Notably, French tax residents who are beneficiaries or founders of a foreign trust are required to declare the existence of such a trust and to disclose annually the assets (including works of art, if any) owned by the trust and their value. If a natural person buys works of art with the intention of reselling them, such activity qualifies as a commercial activity. To determine whether a natural person selling works of art carries out a professional activity of trading works of art, the French tax administration takes into account several criteria, mainly the number of transactions and the time between purchase and sale. Such taxable professional income is subject to progressive income tax rates (from 11 to 45%) and social taxes. As in the other countries reviewed, in France, the profits of legal entities from the sale of works of art are subject to corporate income tax.
France also has tax regulation aimed at encouraging the purchase of works by contemporary artists. This applies in cases where the company is not engaged in the sale of works of art, but purchases the work of art as a fixed asset. In this case, companies can deduct from their taxable income the cost of purchasing original works of art by living artists - provided that the works of art are publicly visible or located in places accessible to employees throughout the tax deduction period. Acquisition costs are deductible in equal proportions from the company's taxable profit in the year of acquisition and in the four following years (i.e. 1/5 per year). The amount of the deduction may not exceed the limit - 20,000 euros or 5% of the company's turnover, minus the amount of certain donations given by the company to qualified non-profit organizations, which gives the right to reduce corporate income tax.
In Latvia, there are no special rules or reliefs for income in transactions with works of art. If a natural person buys and sells works of art, then it can be considered an economic activity, which must be registered with the State Revenue Service before starting it.
The activity of a natural person qualifies as an economic activity if it meets the following criteria:
- regularity and systematicity of transactions (three or more transactions in a tax period or five or more transactions in three tax periods);
- income from the transaction exceeds 14,229 euros per year, excluding income from the expropriation of personal property;
- the economic nature of the activity or the amount of things owned by a person indicate a systematic activity with the aim of obtaining compensation.
In Latvia, one of the types of non-taxable income is income from the alienation of personal property. Movable things belonging to a natural person intended for personal use, such as furniture, clothing and others, are considered personal property, with the exception of things made or purchased for sale (corporeal or incorporeal). Therefore, if a person buys a work of art with the intention of selling it later, it will no longer be considered personal property. If this work of art is qualified as a capital asset (intellectual property object), the income from its disposal is considered income from capital growth, and a private person does not have to register economic activity even if the number of transactions exceeds three or more. In Latvia, there are no special reliefs that would provide for exemption from taxes when expropriating a work of art after a certain period - ten years as in Germany or 22 years as in France.

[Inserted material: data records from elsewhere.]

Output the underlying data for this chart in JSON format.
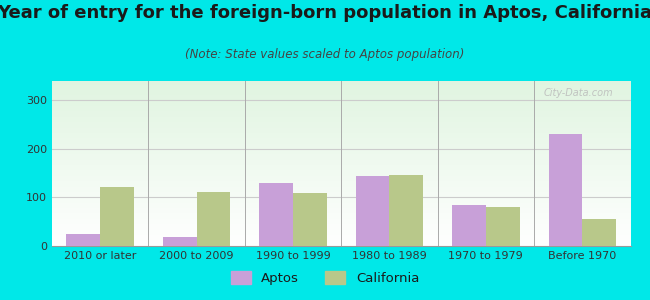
{
  "title": "Year of entry for the foreign-born population in Aptos, California",
  "subtitle": "(Note: State values scaled to Aptos population)",
  "categories": [
    "2010 or later",
    "2000 to 2009",
    "1990 to 1999",
    "1980 to 1989",
    "1970 to 1979",
    "Before 1970"
  ],
  "aptos_values": [
    25,
    18,
    130,
    145,
    85,
    230
  ],
  "california_values": [
    122,
    112,
    110,
    147,
    80,
    55
  ],
  "aptos_color": "#c8a0d8",
  "california_color": "#b8c88a",
  "background_color": "#00e8e8",
  "ylim": [
    0,
    340
  ],
  "yticks": [
    0,
    100,
    200,
    300
  ],
  "bar_width": 0.35,
  "title_fontsize": 13,
  "subtitle_fontsize": 8.5,
  "tick_fontsize": 8,
  "legend_fontsize": 9.5
}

If a legal entity deals with the sale of works of art/objects, all expenses related to economic activity are deductible. On the other hand, if a work of art is purchased not with the aim of selling it, but to place it in the office, it can be classified as company representation expenses for building and maintaining the taxpayer's prestige at the level of standards accepted in society, or it can be considered as expenses related to economic activity, and art work is used in equipping and maintaining rest rooms for employees in workplaces, which corresponds to the general modern understanding of good working conditions. These could be controversial expenses, which the State Revenue Service would not like to recognize as related to economic activity, however, it is also hard to deny that it is more pleasant and probably more productive for employees to work in a tastefully decorated office.
In comparison to the countries reviewed above, in Latvia there are no specific regulations regarding the recognition of expenses for the purchase of works of art or the application of any incentives that would motivate the purchase, for example, of the works of contemporary Latvian artists.

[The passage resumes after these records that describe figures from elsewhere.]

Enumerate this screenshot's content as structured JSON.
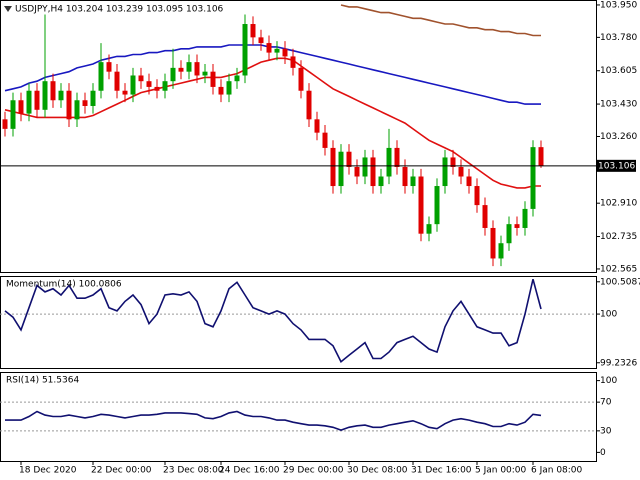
{
  "chart_data": [
    {
      "type": "candlestick",
      "title": "USDJPY,H4 103.204 103.239 103.095 103.106",
      "categories": [
        null,
        null,
        "18 Dec 2020",
        null,
        null,
        null,
        null,
        null,
        null,
        null,
        null,
        "22 Dec 00:00",
        null,
        null,
        null,
        null,
        null,
        null,
        null,
        null,
        "23 Dec 08:00",
        null,
        null,
        null,
        null,
        null,
        null,
        "24 Dec 16:00",
        null,
        null,
        null,
        null,
        null,
        null,
        null,
        "29 Dec 00:00",
        null,
        null,
        null,
        null,
        null,
        null,
        null,
        "30 Dec 08:00",
        null,
        null,
        null,
        null,
        null,
        null,
        null,
        "31 Dec 16:00",
        null,
        null,
        null,
        null,
        null,
        null,
        null,
        "5 Jan 00:00",
        null,
        null,
        null,
        null,
        null,
        null,
        "6 Jan 08:00",
        null
      ],
      "open": [
        103.35,
        103.3,
        103.45,
        103.38,
        103.5,
        103.4,
        103.55,
        103.45,
        103.5,
        103.35,
        103.45,
        103.42,
        103.5,
        103.65,
        103.6,
        103.5,
        103.48,
        103.58,
        103.55,
        103.52,
        103.5,
        103.55,
        103.62,
        103.6,
        103.65,
        103.58,
        103.6,
        103.52,
        103.48,
        103.55,
        103.58,
        103.85,
        103.78,
        103.75,
        103.7,
        103.72,
        103.68,
        103.62,
        103.5,
        103.35,
        103.28,
        103.2,
        103.0,
        103.18,
        103.1,
        103.05,
        103.15,
        103.0,
        103.05,
        103.2,
        103.1,
        103.0,
        103.05,
        102.75,
        102.8,
        103.0,
        103.15,
        103.1,
        103.05,
        103.0,
        102.9,
        102.78,
        102.62,
        102.7,
        102.8,
        102.78,
        102.88,
        103.204
      ],
      "high": [
        103.39,
        103.49,
        103.49,
        103.54,
        103.54,
        103.9,
        103.59,
        103.54,
        103.54,
        103.49,
        103.49,
        103.54,
        103.75,
        103.69,
        103.64,
        103.54,
        103.62,
        103.62,
        103.59,
        103.56,
        103.59,
        103.72,
        103.66,
        103.69,
        103.69,
        103.64,
        103.64,
        103.56,
        103.59,
        103.62,
        103.9,
        103.89,
        103.82,
        103.79,
        103.76,
        103.76,
        103.72,
        103.66,
        103.54,
        103.39,
        103.32,
        103.24,
        103.22,
        103.22,
        103.14,
        103.19,
        103.19,
        103.09,
        103.3,
        103.24,
        103.14,
        103.09,
        103.09,
        102.84,
        103.04,
        103.19,
        103.19,
        103.14,
        103.09,
        103.04,
        102.94,
        102.82,
        102.74,
        102.84,
        102.84,
        102.92,
        103.24,
        103.239
      ],
      "low": [
        103.26,
        103.26,
        103.34,
        103.34,
        103.36,
        103.36,
        103.41,
        103.41,
        103.31,
        103.31,
        103.38,
        103.38,
        103.46,
        103.56,
        103.46,
        103.44,
        103.44,
        103.51,
        103.48,
        103.46,
        103.46,
        103.51,
        103.56,
        103.56,
        103.54,
        103.54,
        103.48,
        103.44,
        103.44,
        103.51,
        103.54,
        103.74,
        103.71,
        103.66,
        103.66,
        103.64,
        103.58,
        103.46,
        103.31,
        103.24,
        103.16,
        102.96,
        102.96,
        103.06,
        103.01,
        103.01,
        102.96,
        102.96,
        103.01,
        103.06,
        102.96,
        102.96,
        102.71,
        102.71,
        102.76,
        102.96,
        103.06,
        103.01,
        102.96,
        102.86,
        102.74,
        102.58,
        102.58,
        102.66,
        102.74,
        102.74,
        102.84,
        103.095
      ],
      "close": [
        103.3,
        103.45,
        103.38,
        103.5,
        103.4,
        103.55,
        103.45,
        103.5,
        103.35,
        103.45,
        103.42,
        103.5,
        103.65,
        103.6,
        103.5,
        103.48,
        103.58,
        103.55,
        103.52,
        103.5,
        103.55,
        103.62,
        103.6,
        103.65,
        103.58,
        103.6,
        103.52,
        103.48,
        103.55,
        103.58,
        103.85,
        103.78,
        103.75,
        103.7,
        103.72,
        103.68,
        103.62,
        103.5,
        103.35,
        103.28,
        103.2,
        103.0,
        103.18,
        103.1,
        103.05,
        103.15,
        103.0,
        103.05,
        103.2,
        103.1,
        103.0,
        103.05,
        102.75,
        102.8,
        103.0,
        103.15,
        103.1,
        103.05,
        103.0,
        102.9,
        102.78,
        102.62,
        102.7,
        102.8,
        102.78,
        102.88,
        103.204,
        103.106
      ],
      "up_color": "#00a000",
      "down_color": "#e00000",
      "lines": [
        {
          "color": "#e01010",
          "values": [
            103.4,
            103.39,
            103.38,
            103.37,
            103.36,
            103.36,
            103.36,
            103.36,
            103.36,
            103.36,
            103.36,
            103.37,
            103.39,
            103.41,
            103.43,
            103.45,
            103.47,
            103.49,
            103.5,
            103.51,
            103.52,
            103.53,
            103.54,
            103.55,
            103.56,
            103.57,
            103.57,
            103.57,
            103.58,
            103.59,
            103.61,
            103.63,
            103.65,
            103.66,
            103.67,
            103.67,
            103.66,
            103.63,
            103.6,
            103.57,
            103.54,
            103.51,
            103.49,
            103.47,
            103.45,
            103.43,
            103.41,
            103.39,
            103.37,
            103.35,
            103.33,
            103.3,
            103.27,
            103.24,
            103.22,
            103.2,
            103.18,
            103.15,
            103.12,
            103.09,
            103.06,
            103.03,
            103.01,
            103.0,
            102.99,
            102.99,
            103.0,
            103.0
          ]
        },
        {
          "color": "#1818c0",
          "values": [
            103.5,
            103.51,
            103.52,
            103.54,
            103.55,
            103.57,
            103.58,
            103.59,
            103.6,
            103.62,
            103.63,
            103.64,
            103.66,
            103.67,
            103.68,
            103.68,
            103.69,
            103.69,
            103.7,
            103.7,
            103.71,
            103.71,
            103.72,
            103.72,
            103.73,
            103.73,
            103.73,
            103.73,
            103.74,
            103.74,
            103.74,
            103.74,
            103.74,
            103.73,
            103.73,
            103.72,
            103.71,
            103.7,
            103.69,
            103.68,
            103.67,
            103.66,
            103.65,
            103.64,
            103.63,
            103.62,
            103.61,
            103.6,
            103.59,
            103.58,
            103.57,
            103.56,
            103.55,
            103.54,
            103.53,
            103.52,
            103.51,
            103.5,
            103.49,
            103.48,
            103.47,
            103.46,
            103.45,
            103.44,
            103.44,
            103.43,
            103.43,
            103.43
          ]
        },
        {
          "color": "#a0522d",
          "values": [
            null,
            null,
            null,
            null,
            null,
            null,
            null,
            null,
            null,
            null,
            null,
            null,
            null,
            null,
            null,
            null,
            null,
            null,
            null,
            null,
            null,
            null,
            null,
            null,
            null,
            null,
            null,
            null,
            null,
            null,
            null,
            null,
            null,
            null,
            null,
            null,
            null,
            null,
            null,
            null,
            null,
            null,
            103.95,
            103.94,
            103.94,
            103.93,
            103.92,
            103.91,
            103.91,
            103.9,
            103.89,
            103.88,
            103.88,
            103.87,
            103.86,
            103.85,
            103.85,
            103.84,
            103.83,
            103.83,
            103.82,
            103.82,
            103.81,
            103.81,
            103.8,
            103.8,
            103.79,
            103.79
          ]
        }
      ],
      "ylim": [
        102.549,
        103.976
      ],
      "yticks": [
        {
          "value": 103.95,
          "label": "103.950"
        },
        {
          "value": 103.78,
          "label": "103.780"
        },
        103.605,
        {
          "value": 103.43,
          "label": "103.430"
        },
        {
          "value": 103.26,
          "label": "103.260"
        },
        {
          "value": 102.91,
          "label": "102.910"
        },
        102.735,
        102.565
      ],
      "current_price": 103.106
    },
    {
      "type": "line",
      "title": "Momentum(14) 100.0806",
      "color": "#101070",
      "values": [
        100.05,
        99.95,
        99.75,
        100.1,
        100.45,
        100.35,
        100.4,
        100.3,
        100.45,
        100.25,
        100.25,
        100.3,
        100.4,
        100.1,
        100.05,
        100.2,
        100.3,
        100.15,
        99.85,
        100.0,
        100.3,
        100.32,
        100.3,
        100.35,
        100.2,
        99.85,
        99.8,
        100.05,
        100.4,
        100.5,
        100.3,
        100.1,
        100.05,
        100.0,
        100.05,
        100.0,
        99.85,
        99.75,
        99.6,
        99.6,
        99.6,
        99.5,
        99.25,
        99.35,
        99.45,
        99.55,
        99.3,
        99.3,
        99.4,
        99.55,
        99.6,
        99.65,
        99.55,
        99.45,
        99.4,
        99.8,
        100.05,
        100.2,
        100.0,
        99.8,
        99.75,
        99.7,
        99.7,
        99.5,
        99.55,
        100.0,
        100.55,
        100.0806
      ],
      "ylim": [
        99.15,
        100.6
      ],
      "yticks": [
        100.5087,
        100,
        99.2326
      ],
      "reference_lines": [
        100
      ]
    },
    {
      "type": "line",
      "title": "RSI(14) 51.5364",
      "color": "#101070",
      "values": [
        45,
        45,
        45,
        50,
        57,
        52,
        50,
        50,
        52,
        50,
        48,
        50,
        53,
        52,
        50,
        48,
        50,
        52,
        52,
        53,
        55,
        55,
        55,
        54,
        53,
        48,
        47,
        50,
        55,
        57,
        52,
        50,
        50,
        48,
        45,
        45,
        42,
        40,
        38,
        38,
        37,
        35,
        31,
        35,
        37,
        38,
        35,
        35,
        38,
        40,
        42,
        44,
        40,
        35,
        33,
        40,
        45,
        47,
        45,
        42,
        40,
        36,
        36,
        40,
        38,
        42,
        53,
        51.5364
      ],
      "ylim": [
        -12,
        112
      ],
      "yticks": [
        100,
        70,
        30,
        0
      ],
      "reference_lines": [
        70,
        30
      ]
    }
  ]
}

In fact, digitization of all areas of life has become our reality, and art is no exception. Digital artworks are created or objects from the physical environment are transferred to the digital environment. In the form of a digital token, ownership/copyright can be created in both physical and digital assets. Thanks to blockchain technology, digital works of art can be turned into a non-fungible token (NFT). At the same time, the blockchain allows to secure the transaction and record the ownership of the digital asset. Consequently, NFTs have become an alternative channel for the art market. According to crypto analytics platform DappRadar, the value of NFT sales in the first half of 2021 reached almost $2.5 billion. As such, NFTs have created a new global market for digital art and collectibles that previously did not exist or was only available to a select few. This has allowed digital authors to monetize their works in a new way. In addition, the ownership of the artwork expressed by the NFT may be shared. Blockchain technology has made it easier to access investment products in the art market.

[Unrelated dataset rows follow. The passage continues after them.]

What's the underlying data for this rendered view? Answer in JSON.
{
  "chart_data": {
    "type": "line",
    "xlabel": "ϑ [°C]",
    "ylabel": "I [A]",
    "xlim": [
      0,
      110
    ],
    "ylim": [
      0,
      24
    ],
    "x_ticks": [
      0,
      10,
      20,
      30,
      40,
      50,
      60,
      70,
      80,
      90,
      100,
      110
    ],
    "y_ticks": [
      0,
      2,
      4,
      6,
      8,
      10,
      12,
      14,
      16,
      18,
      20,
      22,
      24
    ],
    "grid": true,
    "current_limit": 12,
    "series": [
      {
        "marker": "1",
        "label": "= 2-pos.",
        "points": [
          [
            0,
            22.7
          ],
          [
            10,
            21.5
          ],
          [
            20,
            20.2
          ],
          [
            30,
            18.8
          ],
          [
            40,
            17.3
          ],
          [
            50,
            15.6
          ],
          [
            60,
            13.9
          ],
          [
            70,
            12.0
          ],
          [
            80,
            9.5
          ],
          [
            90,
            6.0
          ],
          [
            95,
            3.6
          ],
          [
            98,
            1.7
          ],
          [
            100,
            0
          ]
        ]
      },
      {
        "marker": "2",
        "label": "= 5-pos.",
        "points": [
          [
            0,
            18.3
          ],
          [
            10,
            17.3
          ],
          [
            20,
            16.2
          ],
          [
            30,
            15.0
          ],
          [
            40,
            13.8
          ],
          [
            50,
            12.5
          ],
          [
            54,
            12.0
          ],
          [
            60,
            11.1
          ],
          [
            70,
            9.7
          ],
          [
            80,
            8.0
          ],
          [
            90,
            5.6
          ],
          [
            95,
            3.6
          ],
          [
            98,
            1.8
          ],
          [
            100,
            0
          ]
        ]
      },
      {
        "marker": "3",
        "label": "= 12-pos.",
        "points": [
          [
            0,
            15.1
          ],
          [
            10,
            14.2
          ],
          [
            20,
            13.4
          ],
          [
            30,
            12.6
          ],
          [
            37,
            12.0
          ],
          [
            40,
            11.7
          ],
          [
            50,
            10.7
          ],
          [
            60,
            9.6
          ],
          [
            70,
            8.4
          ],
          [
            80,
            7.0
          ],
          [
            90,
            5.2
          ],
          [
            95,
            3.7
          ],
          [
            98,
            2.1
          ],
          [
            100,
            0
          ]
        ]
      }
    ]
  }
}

Although the market for NFTs is developing, most jurisdictions do not have adequate legislation for the tax requirements that apply directly to NFTs. However, NFTs may potentially be subject to existing regulations depending on the purpose and activities performed in relation to such tokens. As tax regulations can vary significantly from jurisdiction to jurisdiction, it is recommended to analyze the tax treatment approach in each jurisdiction in which a person issues or trades NFTs. Depending on whether the NFT will be treated as an intangible asset, a virtual asset or a virtual currency, and whether the person created the NFT himself or merely bought and later sold it, the taxation may differ.
According to the Financial Transactions Task Force (FATF), NFTs are generally not considered virtual assets, but it is important to consider the nature of NFTs and their function in practice. Some NFTs, which are not inherently virtual assets, may meet the definition of virtual assets if they are used in practice for payment or investment purposes.
As already mentioned, countries continue to apply existing tax norms, putting previously non-existing assets within their framework. For example, in Latvia, if a natural person has purchased such digital works of art in the form of NFT and later sells them, he must register the economic activity, because the SRS does not consider NFT as a virtual currency or a capital asset. On the other hand, if a natural person carries out transactions with cryptocurrencies, he is not obliged to register the economic activity. As with cryptocurrency transactions, NFT transactions also generate taxable income when the NFT is exchanged for euros.
Also, Luxembourg's tax laws do not clearly state how income taxes apply to NFTs, and the Luxembourg tax administration has not made specific statements regarding the taxation of NFTs. The temporary approach provides - if a person trades NFTs, it can be considered an economic activity, and then the profit obtained will be taxed with personal income tax from economic activity. On the other hand, if the person does not carry out economic activity, then capital gains tax will be applied to the profit (capital gain).
In Estonia, profits from trading NFTs are taxed in the same way as profits from cryptocurrency. Also in Norway, if digital artwork is bought and sold in the form of NFTs, the NFTs are treated as cryptocurrency for tax purposes.
While the European Parliament has tentatively agreed on a proposal for crypto-asset markets, the scope of this regulation excludes NFTs that represent real objects such as art, music and video, except where the NFTs fall under existing categories of crypto-assets. It is expected that the European Commission could prepare a comprehensive assessment within a year and a half and, if found necessary, develop legislative proposals with the aim of creating a special regime for NFTs and preventing the potential risks of such a new market.2
Also, the practice of the reviewed countries regarding the application of taxation in transactions with digital art shows that the current tax regulation is being adapted to the new challenges. It is expected that national tax administrations will develop guidelines regarding the taxation of various transactions with NFTs in the near future.